Another example: say you're performing vector search on a large dataset of news headlines of the past 100 years. However, in your application, most users only want to search a subset of articles based on when they were written, like "in the past ten years" or "during the obama administration." You can paritition based on published date like so:

sql
create virtual table vec_articles using vec0(
  article_id integer primary key,
  published_date text partition key,
  headline_embedding float[1024]
);

And a KNN query:

sql
select
  article_id,
  published_date,
  distance
from vec_articles
where headline_embedding match :query
  and published_date between '2009-01-20' and '2017-01-20'; -- Obama administration

But be careful! over-using partition key columns can lead to over-sharding and slower KNN queries. As a rule of thumb, make sure that every unique partition key value has ~100s of vectors associated with it. In the above examples, make sure that every user has on the magnitude of dozens or hundreds of documents each, or that there are dozens or, preferably, hundreds of articles per day. If they don't and you're noticing slow queries, try a more broad partition key value, like organization_id or published_month.
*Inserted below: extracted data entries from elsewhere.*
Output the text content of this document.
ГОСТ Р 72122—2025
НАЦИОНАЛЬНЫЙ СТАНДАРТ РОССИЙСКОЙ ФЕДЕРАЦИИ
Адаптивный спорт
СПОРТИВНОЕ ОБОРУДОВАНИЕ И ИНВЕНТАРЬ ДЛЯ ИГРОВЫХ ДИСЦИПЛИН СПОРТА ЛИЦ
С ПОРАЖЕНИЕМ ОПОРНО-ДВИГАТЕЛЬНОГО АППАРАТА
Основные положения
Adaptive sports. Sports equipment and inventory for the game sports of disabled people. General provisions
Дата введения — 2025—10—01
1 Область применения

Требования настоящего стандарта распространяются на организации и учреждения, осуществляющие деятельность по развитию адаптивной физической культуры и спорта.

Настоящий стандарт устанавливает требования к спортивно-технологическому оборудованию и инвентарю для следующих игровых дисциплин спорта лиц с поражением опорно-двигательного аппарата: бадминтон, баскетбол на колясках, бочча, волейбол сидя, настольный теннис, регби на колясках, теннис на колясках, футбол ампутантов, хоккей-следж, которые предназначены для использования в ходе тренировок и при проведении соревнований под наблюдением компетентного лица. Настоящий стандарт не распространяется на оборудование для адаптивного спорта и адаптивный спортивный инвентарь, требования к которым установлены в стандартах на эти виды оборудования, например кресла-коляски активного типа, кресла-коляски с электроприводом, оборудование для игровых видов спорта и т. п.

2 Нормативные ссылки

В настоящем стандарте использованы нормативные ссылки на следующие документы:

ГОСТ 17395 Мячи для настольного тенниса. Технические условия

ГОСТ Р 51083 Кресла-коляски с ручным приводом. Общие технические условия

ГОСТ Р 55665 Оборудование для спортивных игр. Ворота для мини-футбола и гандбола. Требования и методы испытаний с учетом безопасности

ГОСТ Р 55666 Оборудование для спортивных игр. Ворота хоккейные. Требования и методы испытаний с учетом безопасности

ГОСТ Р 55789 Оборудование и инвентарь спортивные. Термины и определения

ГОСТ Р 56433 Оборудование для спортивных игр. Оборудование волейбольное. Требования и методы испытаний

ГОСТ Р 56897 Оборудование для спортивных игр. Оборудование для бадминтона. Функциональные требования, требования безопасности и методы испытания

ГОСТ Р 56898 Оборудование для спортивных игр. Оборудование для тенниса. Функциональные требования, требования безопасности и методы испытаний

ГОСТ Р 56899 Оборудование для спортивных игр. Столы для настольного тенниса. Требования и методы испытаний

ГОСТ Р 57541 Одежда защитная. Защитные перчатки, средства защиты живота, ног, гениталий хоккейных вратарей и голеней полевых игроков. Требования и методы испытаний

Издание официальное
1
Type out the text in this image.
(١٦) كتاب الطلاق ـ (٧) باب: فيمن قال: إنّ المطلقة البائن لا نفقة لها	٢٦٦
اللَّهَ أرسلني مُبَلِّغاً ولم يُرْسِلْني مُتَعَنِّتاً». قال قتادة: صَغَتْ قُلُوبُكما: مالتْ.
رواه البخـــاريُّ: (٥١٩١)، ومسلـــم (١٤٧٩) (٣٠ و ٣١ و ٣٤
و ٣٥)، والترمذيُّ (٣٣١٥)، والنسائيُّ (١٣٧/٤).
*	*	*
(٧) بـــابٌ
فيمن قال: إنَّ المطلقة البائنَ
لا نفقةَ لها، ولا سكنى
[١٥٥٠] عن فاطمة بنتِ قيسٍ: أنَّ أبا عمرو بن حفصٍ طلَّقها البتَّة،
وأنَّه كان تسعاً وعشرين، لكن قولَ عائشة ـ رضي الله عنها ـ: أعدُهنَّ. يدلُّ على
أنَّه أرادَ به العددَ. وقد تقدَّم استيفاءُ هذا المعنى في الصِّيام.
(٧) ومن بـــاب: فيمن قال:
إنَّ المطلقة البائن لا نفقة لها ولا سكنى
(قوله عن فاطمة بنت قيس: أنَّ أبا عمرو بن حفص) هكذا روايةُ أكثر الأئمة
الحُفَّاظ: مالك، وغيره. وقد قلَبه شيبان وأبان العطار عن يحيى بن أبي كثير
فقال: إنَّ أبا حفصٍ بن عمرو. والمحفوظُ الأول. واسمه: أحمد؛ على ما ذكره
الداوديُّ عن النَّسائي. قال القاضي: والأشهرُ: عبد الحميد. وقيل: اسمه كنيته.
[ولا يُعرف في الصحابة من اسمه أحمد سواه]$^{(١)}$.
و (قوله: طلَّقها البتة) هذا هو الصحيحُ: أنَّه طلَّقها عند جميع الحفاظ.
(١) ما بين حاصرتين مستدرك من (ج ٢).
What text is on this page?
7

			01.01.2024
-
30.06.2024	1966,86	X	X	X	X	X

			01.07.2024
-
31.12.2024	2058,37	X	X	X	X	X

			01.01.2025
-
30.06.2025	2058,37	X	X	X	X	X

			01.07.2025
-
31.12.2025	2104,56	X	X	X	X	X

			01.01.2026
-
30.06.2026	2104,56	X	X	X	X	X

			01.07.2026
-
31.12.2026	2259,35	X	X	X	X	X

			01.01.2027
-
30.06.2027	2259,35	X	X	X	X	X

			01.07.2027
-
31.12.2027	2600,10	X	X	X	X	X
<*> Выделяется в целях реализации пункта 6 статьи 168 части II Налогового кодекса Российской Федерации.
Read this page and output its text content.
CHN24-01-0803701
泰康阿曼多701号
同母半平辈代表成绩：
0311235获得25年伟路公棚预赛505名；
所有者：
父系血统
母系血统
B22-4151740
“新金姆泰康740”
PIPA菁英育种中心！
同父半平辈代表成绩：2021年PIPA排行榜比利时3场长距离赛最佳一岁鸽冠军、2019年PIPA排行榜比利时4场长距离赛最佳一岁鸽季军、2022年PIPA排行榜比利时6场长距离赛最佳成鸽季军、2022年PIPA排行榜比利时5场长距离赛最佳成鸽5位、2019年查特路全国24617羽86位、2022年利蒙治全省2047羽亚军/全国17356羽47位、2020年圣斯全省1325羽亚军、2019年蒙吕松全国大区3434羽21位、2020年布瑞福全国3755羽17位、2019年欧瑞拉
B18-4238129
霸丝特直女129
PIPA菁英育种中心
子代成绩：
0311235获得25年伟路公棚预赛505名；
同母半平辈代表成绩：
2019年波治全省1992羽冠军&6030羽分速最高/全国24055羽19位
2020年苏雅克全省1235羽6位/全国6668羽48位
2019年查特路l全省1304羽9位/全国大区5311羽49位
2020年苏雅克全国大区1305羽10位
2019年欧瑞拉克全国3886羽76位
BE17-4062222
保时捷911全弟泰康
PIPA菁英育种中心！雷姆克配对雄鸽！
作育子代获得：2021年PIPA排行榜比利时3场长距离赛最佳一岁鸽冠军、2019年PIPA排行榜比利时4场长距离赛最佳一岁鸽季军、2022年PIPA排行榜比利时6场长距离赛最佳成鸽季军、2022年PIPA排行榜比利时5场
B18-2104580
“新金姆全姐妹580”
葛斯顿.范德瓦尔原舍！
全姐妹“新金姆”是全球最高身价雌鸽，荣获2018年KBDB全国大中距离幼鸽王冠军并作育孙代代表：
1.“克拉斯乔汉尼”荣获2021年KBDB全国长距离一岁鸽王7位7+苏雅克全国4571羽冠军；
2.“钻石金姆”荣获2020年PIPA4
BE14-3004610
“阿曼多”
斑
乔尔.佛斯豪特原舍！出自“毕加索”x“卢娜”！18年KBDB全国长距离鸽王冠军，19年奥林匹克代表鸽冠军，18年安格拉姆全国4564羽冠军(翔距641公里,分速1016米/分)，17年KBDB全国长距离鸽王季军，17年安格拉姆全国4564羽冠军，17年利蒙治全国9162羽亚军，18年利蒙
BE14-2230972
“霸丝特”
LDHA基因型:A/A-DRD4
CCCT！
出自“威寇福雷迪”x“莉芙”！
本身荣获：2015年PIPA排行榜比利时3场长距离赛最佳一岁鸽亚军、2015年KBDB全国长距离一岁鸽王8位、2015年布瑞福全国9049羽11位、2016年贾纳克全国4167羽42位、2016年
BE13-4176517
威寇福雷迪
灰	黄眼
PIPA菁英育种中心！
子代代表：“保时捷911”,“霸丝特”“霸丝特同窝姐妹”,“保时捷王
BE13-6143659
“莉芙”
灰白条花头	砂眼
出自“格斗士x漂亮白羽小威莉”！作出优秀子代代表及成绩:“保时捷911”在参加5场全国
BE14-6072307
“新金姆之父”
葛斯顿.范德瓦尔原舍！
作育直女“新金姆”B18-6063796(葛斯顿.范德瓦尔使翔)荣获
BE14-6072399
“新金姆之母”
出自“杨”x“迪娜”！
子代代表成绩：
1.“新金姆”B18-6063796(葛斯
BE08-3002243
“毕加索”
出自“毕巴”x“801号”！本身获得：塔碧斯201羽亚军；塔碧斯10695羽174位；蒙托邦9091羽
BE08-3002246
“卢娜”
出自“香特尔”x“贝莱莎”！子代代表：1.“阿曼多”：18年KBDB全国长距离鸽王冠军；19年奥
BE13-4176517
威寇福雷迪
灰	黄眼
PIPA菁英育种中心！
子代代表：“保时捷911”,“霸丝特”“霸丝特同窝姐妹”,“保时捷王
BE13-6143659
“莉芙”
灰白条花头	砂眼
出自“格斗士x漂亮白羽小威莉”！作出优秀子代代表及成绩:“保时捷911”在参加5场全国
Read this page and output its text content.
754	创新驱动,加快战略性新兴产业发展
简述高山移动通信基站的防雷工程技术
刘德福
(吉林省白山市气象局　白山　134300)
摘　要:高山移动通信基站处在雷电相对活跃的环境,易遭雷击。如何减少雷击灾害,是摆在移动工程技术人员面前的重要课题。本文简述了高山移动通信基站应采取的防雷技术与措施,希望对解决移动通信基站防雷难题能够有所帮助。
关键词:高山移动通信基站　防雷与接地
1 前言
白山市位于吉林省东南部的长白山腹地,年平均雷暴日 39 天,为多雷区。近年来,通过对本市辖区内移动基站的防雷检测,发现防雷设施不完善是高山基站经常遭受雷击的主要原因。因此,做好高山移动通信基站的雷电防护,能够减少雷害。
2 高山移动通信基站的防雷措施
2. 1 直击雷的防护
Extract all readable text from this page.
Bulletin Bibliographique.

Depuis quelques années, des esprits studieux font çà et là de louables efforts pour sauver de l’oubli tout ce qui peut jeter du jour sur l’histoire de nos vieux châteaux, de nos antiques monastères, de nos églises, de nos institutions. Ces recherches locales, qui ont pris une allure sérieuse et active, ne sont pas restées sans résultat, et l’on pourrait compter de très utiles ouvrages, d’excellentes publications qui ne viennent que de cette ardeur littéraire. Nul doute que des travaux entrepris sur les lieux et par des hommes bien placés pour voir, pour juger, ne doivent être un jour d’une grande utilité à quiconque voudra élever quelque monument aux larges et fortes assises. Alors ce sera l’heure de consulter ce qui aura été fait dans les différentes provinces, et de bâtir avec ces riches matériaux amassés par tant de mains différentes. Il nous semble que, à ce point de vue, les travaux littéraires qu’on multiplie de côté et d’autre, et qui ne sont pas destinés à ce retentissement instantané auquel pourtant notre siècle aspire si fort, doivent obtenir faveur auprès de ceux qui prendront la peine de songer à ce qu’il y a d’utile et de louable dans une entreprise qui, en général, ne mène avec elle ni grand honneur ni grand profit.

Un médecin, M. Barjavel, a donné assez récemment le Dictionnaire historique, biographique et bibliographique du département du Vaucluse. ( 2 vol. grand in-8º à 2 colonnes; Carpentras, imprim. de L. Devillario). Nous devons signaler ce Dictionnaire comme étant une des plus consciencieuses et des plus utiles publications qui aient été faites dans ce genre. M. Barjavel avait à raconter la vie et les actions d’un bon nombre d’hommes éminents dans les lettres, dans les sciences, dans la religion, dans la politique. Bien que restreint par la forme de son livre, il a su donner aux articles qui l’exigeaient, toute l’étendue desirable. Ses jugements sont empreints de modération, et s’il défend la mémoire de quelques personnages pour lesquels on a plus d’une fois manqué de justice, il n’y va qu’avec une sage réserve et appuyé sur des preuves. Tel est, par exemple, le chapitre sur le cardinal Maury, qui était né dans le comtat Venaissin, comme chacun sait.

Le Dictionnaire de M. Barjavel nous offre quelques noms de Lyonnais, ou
A maximum of 4 partition key columns can be declared in a vec0 virtual table, but use caution if you find yourself using more than 1 partition key column. Vectors are sharded along each unique combination, so over-sharding is more common with more partition key columns.

Auxiliary Columns ​

Auxiliary columns store additional unindexed data separate from the internal vector index. They are meant for larger metadata that will never appear in a WHERE clause of a KNN query, but can be retrieved in the result set without needing a separate JOIN.

Auxiliary columns are denoted by a + prefix in their column definition, like so:

sql
create virtual table vec_chunks using vec0(
  contents_embedding float[1024],
  +contents text
);

select
  rowid,
  contents,
  distance
from vec_chunks
where contents_embedding match :query
  and k = 10;

Here we store the text contents of each chunk in the contents auxiliary column. When we perform a KNN query, we can reference the contents column in the SELECT clause, to get the raw text contents of the most relevant chunks.

A similar approach can be used for image embeddings:

sql
create virtual table vec_image_chunks using vec0(
  image_embedding float[1024],
  +image blob
);

select
  rowid,
  contents,
  distance
from vec_chunks
where contents_embedding match :query
  and k = 10;

Here the image auxiliary column can store the raw image file in a large BLOB column. It can appear in the SELECT clause of the KNN query, to get the most relevant raw images.

In general, auxiliary columns are good for large text, blobs, URLs, or other datatypes that won't be a part of a WHERE clause of a KNN query. Auxiliary columns are a good fit for columns that will appear often in a SELECT clause but not in the WHERE clause.

A maximum of 16 auxiliary columns can be declared in a vec0 virtual table.